Finlay's great work appeared in sections, as follows: 'Greece under the Romans,' 1844; 'Greece to its Conquest by the Turks,' 1851; 'Greece under Ottoman and Venetian Domination,' 1856; 'Greek Revolution,' 1861. After the author's death the copyright of these several works was offered to the delegates of the Clarendon Press by his representatives, and in 1877 all were brought together under the title of 'A History of Greece from its Conquest by the Romans to the present time, B.C. 146 to A.D. 1864,' and published in seven volumes under the able editorship of the Rev. H. F. Tozer. The whole had been thoroughly revised by Finlay himself, who, besides aiming throughout at a greater condensation of style, had added several new chapters, chiefly on economical subjects, entirely recast the section on Mediæval Greece and Trebizond, and appended a continuation from 1843 to the enactment of the constitution of 1864. The period covered by the history, therefore, is no less than two thousand and ten years.

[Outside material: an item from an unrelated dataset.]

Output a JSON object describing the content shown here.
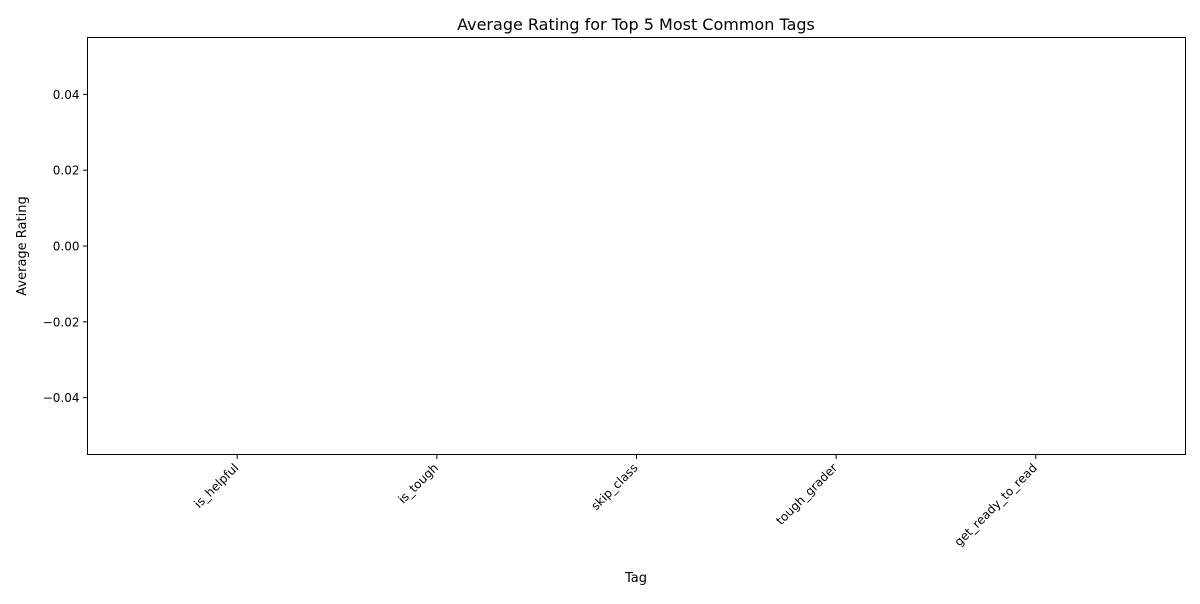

Finlay is a great historian of the type of Polybius, Procopius, and Machiavelli, a man of affairs, who has qualified himself for treating of public transactions by sharing in them, a soldier, a statesman, and an economist. He is not picturesque or eloquent, or a master of the delineation of character, but a singular charm attaches to his pages from the perpetual consciousness of contact with a vigorous intelligence. In the latter portion of his work he speaks with the authority of an acute, though not entirely dispassionate, eye-witness; in the earlier and more extensive portion it is his great glory to have shown now interesting the history of an age of slavery may be made, and how much Gibbon had left undone. Gibbon, as his plan requires, exhibits the superficial aspects of the period in a grand panorama; Finlay plunges beneath the surface, and brings to light a wealth of social particulars of which the mere reader of Gibbon could have no notion. This being Finlay's special department, it is the more to his praise that he has not smothered his story beneath his erudition. He may, indeed, even appear at a disadvantage beside the Germans as regards extent and profundity of research, but this inferiority is more than compensated by the advantages incidental to his prolonged residence in the country. His personal disappointments had indeed caused a censoriousness which somewhat defaces the latter part of his history, and is the more to be regretted as it affected his estimate of the value of his own work, and of its reception by the world. In character he was a frank, high-minded, public-spirited gentleman.
[Autobiography prefixed to vol. i. of the Oxford edition of Finlay's History; Memoir in Athenæum, 1875; Sir Charles Newton in Academy, and Professor Freeman in Saturday Review, 1875.]